I'm trying to review some Spanish translations and find what would seem to be some inconsistencies in the original English version. I assume that the original variant is Amerian English, where "brackets" means the square punctuation marks, [ ] (which in British English would be "square brackets") while "parentheses" are the round ones, ( ).
Now, when it comes to the explanation in Format / Style / Accidentals / Padding inside paretheses, it says "Bracketed accidentals have a margin between the accidental and the brackets".
Shouldn't it be "Bracketed accidentals have a margin between the accidental and the partentheses"? Or, more general, since this style feature allows both, "Bracketed accidentals have a margin between the accidental and the parentheses or brackets"?
And, probably, the parameter should be "Padding inside paretheses and brackets" or "Padding around bracketed accidentals" since, as a verb, "bracketed" is more general.
This would be more clear and would help in the Spanish translation, since parenthesis = paréntesis and brackets = corchetes


In reply to by Jojo-Schmitz

The summary Jojo gives is completely accurate according to conventional US English use. And yet, the word "bracket" as a general catch-all for all of these is common as well, and from what I gather, especially so in the UK (where maybe the distinctions made in the US are not as common).

In reply to by Marc Sabatella

OK, I know that, and I had already mentioned it in my original post, but I think that for the sake of clarity and to prevent ambiguity, one and only one meaning should be chosen for each name, specifically the most canonical one (within each locale). Many people whose second tongue is English prefer to use the English locale because most manuals and forums are in English. Those people may find it confusing that there is a parameter called "Padding inside paretheses" whose popup explanation doesn't mention parentheses at all.

If the parameter were called "Padding around bracketed accidentals" it would be so much clearer, since as a verb its meaning is not restrictive.

In reply to by fmiyara

Not meant as such though.

In German the generic term is "Klammer", plural "Klammern", and unadorned it means "runde Klammern", parentheses, else you need to add "eckige" (square) or "geschweifte" (curly). Or even "spitze" (angle).
Seem in English, at least the US variant, bracket is the generic term.
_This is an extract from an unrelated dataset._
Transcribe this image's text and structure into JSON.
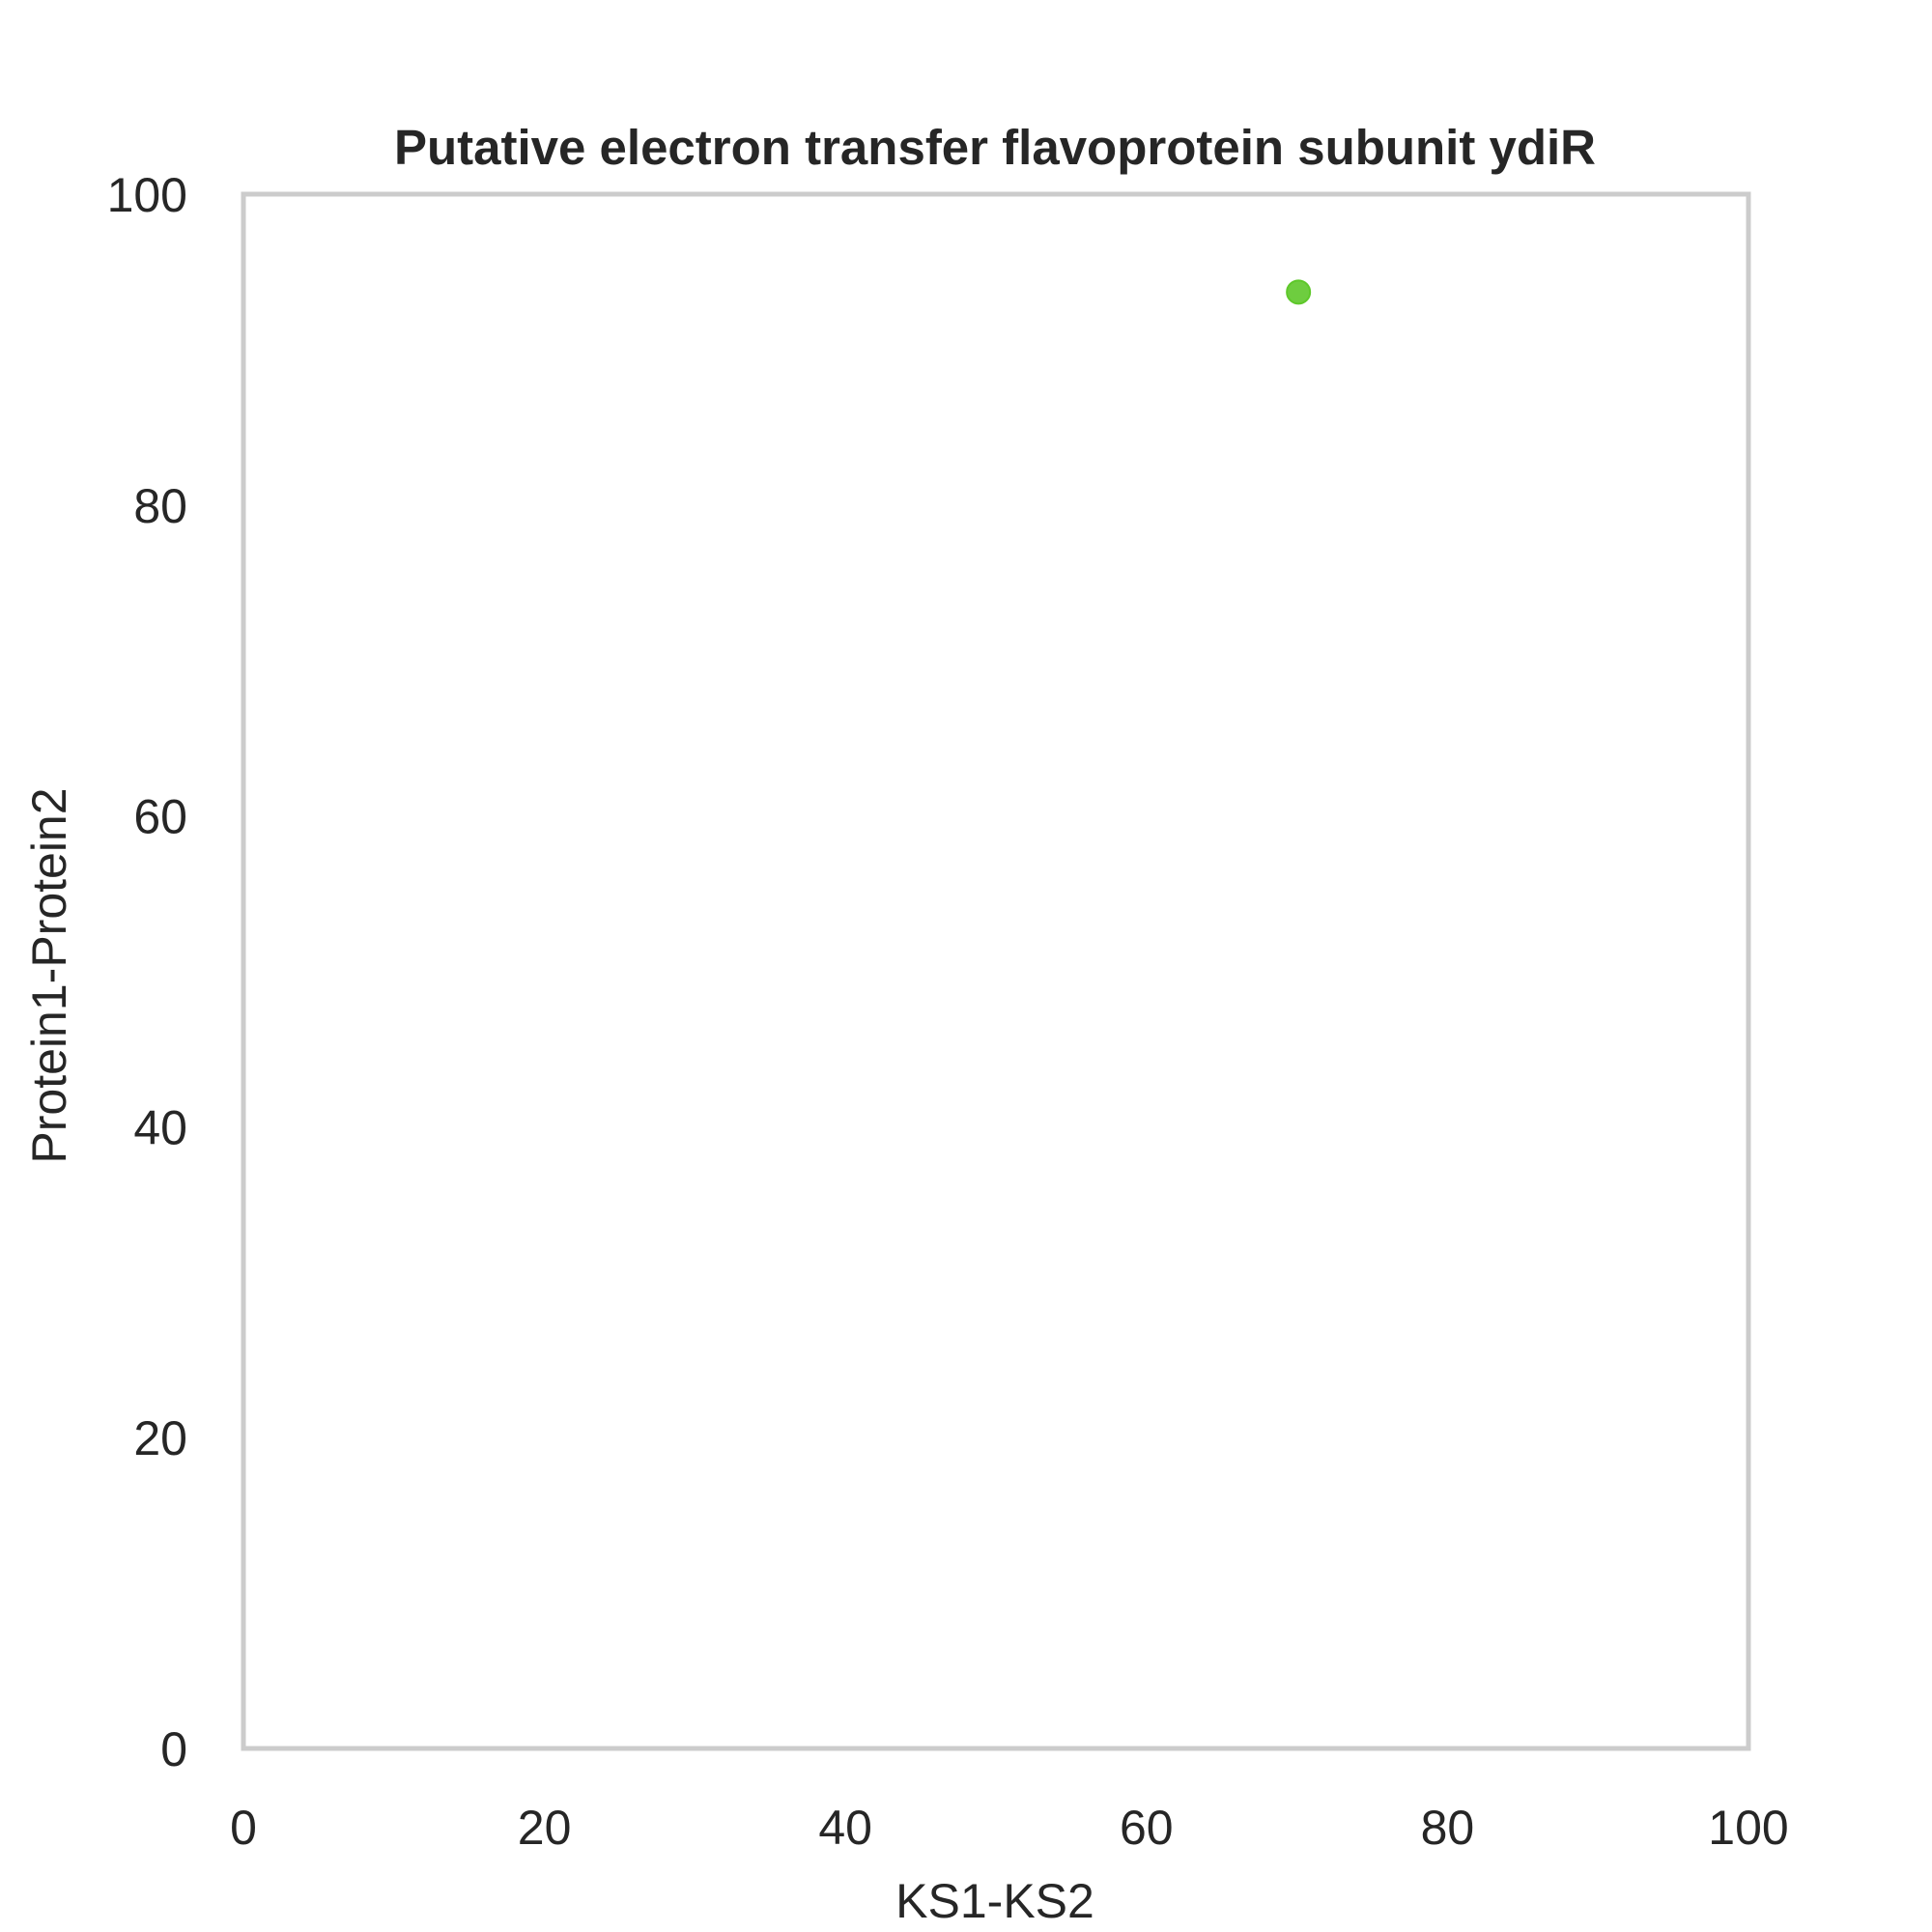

Another problem is the inconsistency between the names of the brace in a grand staff, which, when selected, opens an inspector page called "Bracket" instead of "Brace", as is called in the "Brackets" palette.
Probably this palette should be called "System" (and possibly include system dividers), or "Braces & Brackets". By the way, braces are by far much more frequent than brackets at the beginning of the staff since there is much more piano than ensemble music.